Before each test runs, Salesforce places a database savepoint, which Salesforce rolls back to at the end of the test. This prevents a test that inserts or modifies data from affecting tests that run after it. But when two tests share a database transaction, they can’t run simultaneously, or they would affect one another. For this reason, Salesforce does not parallelize test runs that happen as part of a deployment.

A test run that is not part of a deployment is different. Multiple tests can run simultaneously without affecting each other as long as they’re in different database transactions. Unless you’ve specifically selected “Disable Parallel Apex Testing,” Salesforce takes advantage of this fact and uses multiple threads to run non-deployment tests.

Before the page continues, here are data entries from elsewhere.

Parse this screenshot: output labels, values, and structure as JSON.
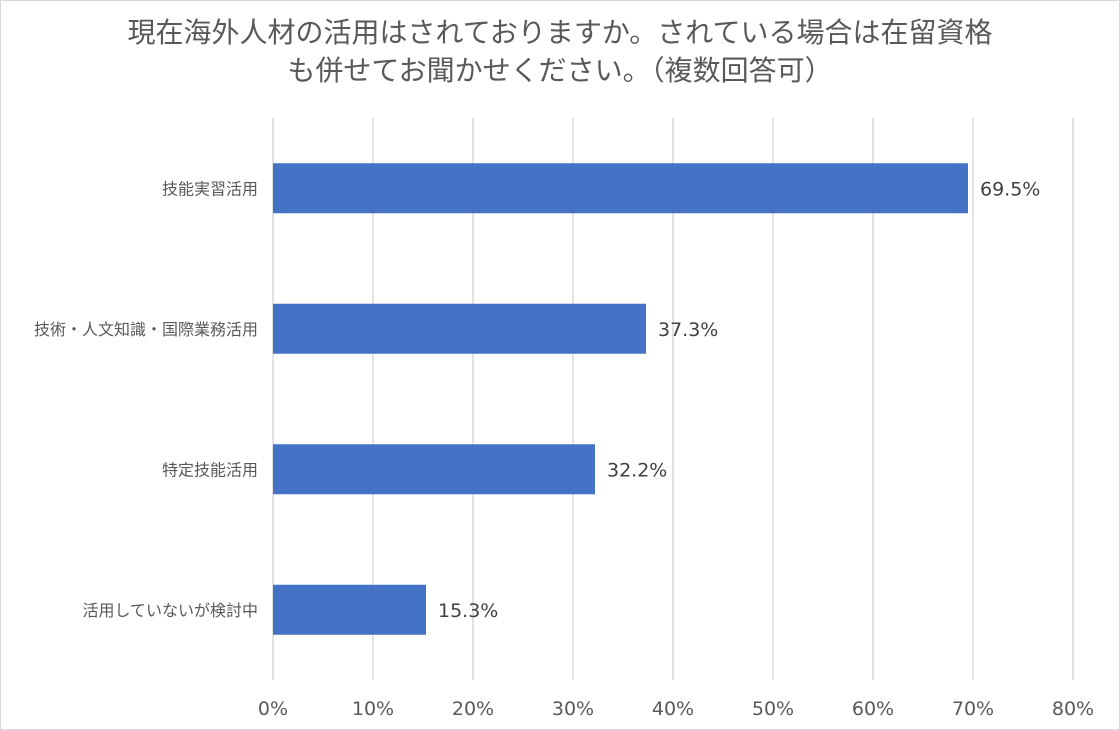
{
  "chart_data": {
    "type": "bar",
    "orientation": "horizontal",
    "title_lines": [
      "現在海外人材の活用はされておりますか。されている場合は在留資格",
      "も併せてお聞かせください。（複数回答可）"
    ],
    "categories": [
      "技能実習活用",
      "技術・人文知識・国際業務活用",
      "特定技能活用",
      "活用していないが検討中"
    ],
    "values": [
      69.5,
      37.3,
      32.2,
      15.3
    ],
    "data_labels": [
      "69.5%",
      "37.3%",
      "32.2%",
      "15.3%"
    ],
    "xlim": [
      0,
      80
    ],
    "x_ticks": [
      "0%",
      "10%",
      "20%",
      "30%",
      "40%",
      "50%",
      "60%",
      "70%",
      "80%"
    ],
    "grid": true,
    "legend": "none",
    "bar_color": "#4472c4",
    "grid_color": "#d9d9d9"
  }
}
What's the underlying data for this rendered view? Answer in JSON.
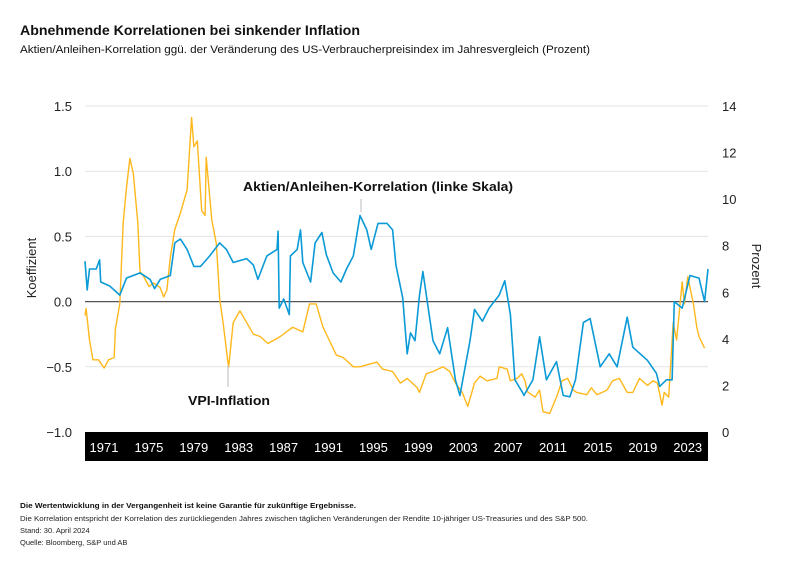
{
  "title": "Abnehmende Korrelationen bei sinkender Inflation",
  "subtitle": "Aktien/Anleihen-Korrelation ggü. der Veränderung des US-Verbraucherpreisindex im Jahresvergleich (Prozent)",
  "footer": {
    "disclaimer": "Die Wertentwicklung in der Vergangenheit ist keine Garantie für zukünftige Ergebnisse.",
    "note": "Die Korrelation entspricht der Korrelation des zurückliegenden Jahres zwischen täglichen Veränderungen der Rendite 10-jähriger US-Treasuries und des S&P 500.",
    "date": "Stand: 30. April 2024",
    "source": "Quelle: Bloomberg, S&P und AB"
  },
  "chart_data": {
    "type": "line",
    "ylabel": "Koeffizient",
    "y2label": "Prozent",
    "xlim": [
      1969.3,
      2024.8
    ],
    "ylim": [
      -1.0,
      1.5
    ],
    "y2lim": [
      0,
      14
    ],
    "yticks": [
      "1.5",
      "1.0",
      "0.5",
      "0.0",
      "−0.5",
      "−1.0"
    ],
    "ytick_values": [
      1.5,
      1.0,
      0.5,
      0.0,
      -0.5,
      -1.0
    ],
    "y2ticks": [
      "14",
      "12",
      "10",
      "8",
      "6",
      "4",
      "2",
      "0"
    ],
    "y2tick_values": [
      14,
      12,
      10,
      8,
      6,
      4,
      2,
      0
    ],
    "xticks": [
      "1971",
      "1975",
      "1979",
      "1983",
      "1987",
      "1991",
      "1995",
      "1999",
      "2003",
      "2007",
      "2011",
      "2015",
      "2019",
      "2023"
    ],
    "grid": true,
    "colors": {
      "correlation": "#0A9AD6",
      "inflation": "#FFB81C",
      "zero_line": "#555555",
      "grid": "#e3e3e3",
      "axis_band": "#000000"
    },
    "annotations": {
      "correlation": "Aktien/Anleihen-Korrelation (linke Skala)",
      "inflation": "VPI-Inflation"
    },
    "series": [
      {
        "name": "Aktien/Anleihen-Korrelation (linke Skala)",
        "axis": "left",
        "points": [
          [
            1969.3,
            0.31
          ],
          [
            1969.5,
            0.09
          ],
          [
            1969.7,
            0.25
          ],
          [
            1970.3,
            0.25
          ],
          [
            1970.6,
            0.32
          ],
          [
            1970.7,
            0.15
          ],
          [
            1971.5,
            0.12
          ],
          [
            1972.4,
            0.05
          ],
          [
            1973,
            0.18
          ],
          [
            1974.2,
            0.22
          ],
          [
            1975.1,
            0.17
          ],
          [
            1975.5,
            0.1
          ],
          [
            1976,
            0.17
          ],
          [
            1976.9,
            0.2
          ],
          [
            1977.3,
            0.45
          ],
          [
            1977.8,
            0.48
          ],
          [
            1978.4,
            0.4
          ],
          [
            1979,
            0.27
          ],
          [
            1979.6,
            0.27
          ],
          [
            1980.4,
            0.35
          ],
          [
            1981.3,
            0.45
          ],
          [
            1981.9,
            0.4
          ],
          [
            1982.5,
            0.3
          ],
          [
            1983.7,
            0.33
          ],
          [
            1984.3,
            0.28
          ],
          [
            1984.7,
            0.17
          ],
          [
            1985.5,
            0.35
          ],
          [
            1986.4,
            0.4
          ],
          [
            1986.5,
            0.54
          ],
          [
            1986.6,
            -0.05
          ],
          [
            1987,
            0.02
          ],
          [
            1987.5,
            -0.1
          ],
          [
            1987.6,
            0.35
          ],
          [
            1988.2,
            0.4
          ],
          [
            1988.5,
            0.55
          ],
          [
            1988.7,
            0.3
          ],
          [
            1989.4,
            0.15
          ],
          [
            1989.8,
            0.45
          ],
          [
            1990.4,
            0.53
          ],
          [
            1990.8,
            0.36
          ],
          [
            1991.4,
            0.22
          ],
          [
            1992.1,
            0.15
          ],
          [
            1992.6,
            0.25
          ],
          [
            1993.2,
            0.35
          ],
          [
            1993.8,
            0.66
          ],
          [
            1994.4,
            0.55
          ],
          [
            1994.8,
            0.4
          ],
          [
            1995.4,
            0.6
          ],
          [
            1996.2,
            0.6
          ],
          [
            1996.7,
            0.55
          ],
          [
            1997,
            0.28
          ],
          [
            1997.6,
            0.03
          ],
          [
            1998,
            -0.4
          ],
          [
            1998.3,
            -0.24
          ],
          [
            1998.7,
            -0.3
          ],
          [
            1999.1,
            0.05
          ],
          [
            1999.4,
            0.23
          ],
          [
            2000.3,
            -0.3
          ],
          [
            2000.9,
            -0.4
          ],
          [
            2001.6,
            -0.2
          ],
          [
            2002.3,
            -0.6
          ],
          [
            2002.7,
            -0.72
          ],
          [
            2003.6,
            -0.3
          ],
          [
            2004,
            -0.06
          ],
          [
            2004.7,
            -0.15
          ],
          [
            2005.3,
            -0.05
          ],
          [
            2006.2,
            0.05
          ],
          [
            2006.7,
            0.16
          ],
          [
            2007.2,
            -0.1
          ],
          [
            2007.6,
            -0.6
          ],
          [
            2008.3,
            -0.7
          ],
          [
            2008.4,
            -0.72
          ],
          [
            2009.2,
            -0.6
          ],
          [
            2009.8,
            -0.27
          ],
          [
            2010.4,
            -0.6
          ],
          [
            2011.3,
            -0.46
          ],
          [
            2011.9,
            -0.72
          ],
          [
            2012.5,
            -0.73
          ],
          [
            2013,
            -0.6
          ],
          [
            2013.7,
            -0.16
          ],
          [
            2014.3,
            -0.13
          ],
          [
            2015.2,
            -0.5
          ],
          [
            2016,
            -0.4
          ],
          [
            2016.7,
            -0.5
          ],
          [
            2017.6,
            -0.12
          ],
          [
            2018.1,
            -0.35
          ],
          [
            2019.4,
            -0.45
          ],
          [
            2020.2,
            -0.55
          ],
          [
            2020.5,
            -0.65
          ],
          [
            2021.1,
            -0.6
          ],
          [
            2021.6,
            -0.6
          ],
          [
            2021.8,
            0.0
          ],
          [
            2022.5,
            -0.05
          ],
          [
            2023.2,
            0.2
          ],
          [
            2024,
            0.18
          ],
          [
            2024.5,
            0.0
          ],
          [
            2024.8,
            0.25
          ]
        ]
      },
      {
        "name": "VPI-Inflation",
        "axis": "right",
        "points": [
          [
            1969.3,
            5.0
          ],
          [
            1969.4,
            5.3
          ],
          [
            1969.7,
            3.95
          ],
          [
            1970,
            3.1
          ],
          [
            1970.5,
            3.1
          ],
          [
            1971,
            2.75
          ],
          [
            1971.4,
            3.1
          ],
          [
            1971.9,
            3.2
          ],
          [
            1972,
            4.4
          ],
          [
            1972.4,
            5.5
          ],
          [
            1972.7,
            9.0
          ],
          [
            1973,
            10.5
          ],
          [
            1973.3,
            11.75
          ],
          [
            1973.6,
            11.1
          ],
          [
            1974,
            9.0
          ],
          [
            1974.2,
            6.9
          ],
          [
            1974.5,
            6.7
          ],
          [
            1975,
            6.25
          ],
          [
            1975.4,
            6.4
          ],
          [
            1976,
            6.2
          ],
          [
            1976.3,
            5.8
          ],
          [
            1976.6,
            6.1
          ],
          [
            1976.9,
            7.5
          ],
          [
            1977.3,
            8.7
          ],
          [
            1977.8,
            9.4
          ],
          [
            1978.4,
            10.4
          ],
          [
            1978.8,
            13.5
          ],
          [
            1979,
            12.25
          ],
          [
            1979.3,
            12.5
          ],
          [
            1979.7,
            9.5
          ],
          [
            1980,
            9.3
          ],
          [
            1980.1,
            11.8
          ],
          [
            1980.6,
            9.1
          ],
          [
            1981,
            8.1
          ],
          [
            1981.3,
            5.7
          ],
          [
            1981.6,
            4.7
          ],
          [
            1982,
            3.1
          ],
          [
            1982.1,
            2.8
          ],
          [
            1982.5,
            4.7
          ],
          [
            1983.1,
            5.2
          ],
          [
            1984.3,
            4.2
          ],
          [
            1984.9,
            4.1
          ],
          [
            1985.6,
            3.8
          ],
          [
            1986.7,
            4.1
          ],
          [
            1987.8,
            4.5
          ],
          [
            1988.7,
            4.3
          ],
          [
            1989.3,
            5.5
          ],
          [
            1989.9,
            5.5
          ],
          [
            1990.5,
            4.5
          ],
          [
            1990.9,
            4.1
          ],
          [
            1991.7,
            3.3
          ],
          [
            1992.3,
            3.2
          ],
          [
            1993.2,
            2.8
          ],
          [
            1993.8,
            2.8
          ],
          [
            1995.3,
            3.0
          ],
          [
            1995.8,
            2.7
          ],
          [
            1996.7,
            2.6
          ],
          [
            1997.4,
            2.1
          ],
          [
            1998,
            2.3
          ],
          [
            1998.9,
            1.9
          ],
          [
            1999.1,
            1.7
          ],
          [
            1999.7,
            2.5
          ],
          [
            2000.3,
            2.6
          ],
          [
            2001.2,
            2.8
          ],
          [
            2001.8,
            2.6
          ],
          [
            2002.3,
            2.1
          ],
          [
            2002.9,
            1.7
          ],
          [
            2003.4,
            1.1
          ],
          [
            2004,
            2.1
          ],
          [
            2004.5,
            2.4
          ],
          [
            2005.1,
            2.2
          ],
          [
            2006,
            2.3
          ],
          [
            2006.2,
            2.8
          ],
          [
            2006.9,
            2.7
          ],
          [
            2007.2,
            2.2
          ],
          [
            2007.8,
            2.3
          ],
          [
            2008.2,
            2.5
          ],
          [
            2008.5,
            2.2
          ],
          [
            2008.7,
            1.73
          ],
          [
            2009.4,
            1.5
          ],
          [
            2009.8,
            1.8
          ],
          [
            2010.1,
            0.87
          ],
          [
            2010.7,
            0.8
          ],
          [
            2011.3,
            1.5
          ],
          [
            2011.8,
            2.2
          ],
          [
            2012.3,
            2.3
          ],
          [
            2012.8,
            1.8
          ],
          [
            2013.1,
            1.7
          ],
          [
            2014,
            1.6
          ],
          [
            2014.4,
            1.9
          ],
          [
            2014.9,
            1.6
          ],
          [
            2015.8,
            1.8
          ],
          [
            2016.3,
            2.2
          ],
          [
            2016.9,
            2.3
          ],
          [
            2017.6,
            1.7
          ],
          [
            2018.1,
            1.7
          ],
          [
            2018.7,
            2.3
          ],
          [
            2019.4,
            2.0
          ],
          [
            2019.9,
            2.2
          ],
          [
            2020.3,
            2.1
          ],
          [
            2020.7,
            1.15
          ],
          [
            2020.9,
            1.7
          ],
          [
            2021.3,
            1.5
          ],
          [
            2021.7,
            4.7
          ],
          [
            2022,
            3.95
          ],
          [
            2022.5,
            6.45
          ],
          [
            2022.7,
            5.5
          ],
          [
            2023,
            6.67
          ],
          [
            2023.5,
            5.5
          ],
          [
            2023.8,
            4.5
          ],
          [
            2024,
            4.1
          ],
          [
            2024.5,
            3.6
          ]
        ]
      }
    ]
  }
}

Doing this means you risk committing metadata that will make your tests fail and won’t find out until the test run completes. But if you’re deploying to a disposable organization such as a scratch org spun up for pull-request-time testing, this is fine; if the tests fail, you can reject the pull request and delete the org.

Start with one fix and build from there

Adopt the patterns outlined in this post incrementally to align your organization with the Reliable and Composable capabilities of the Well-Architected Framework.

Start by identifying your most-deployed classes and decoupling business logic from DML or SOQL calls. Use the Dependency Injection pattern to extract the database operations behind an interface; this allows your unit tests to run without touching the org. Next, add @IsTest(testFor=...) annotations to the corresponding test classes to ensure RunRelevantTests can select them correctly. Finally, for scratch org pull request validation, move your test execution to a post-deploy step to enable automatic parallelization without any additional pipeline overhead.

These optimizations will improve your pipeline, but they work within your existing deployment model. To move more of the deployment tax out of your release window, you’ll need to optimize delivery processes and modernize the underlying architecture.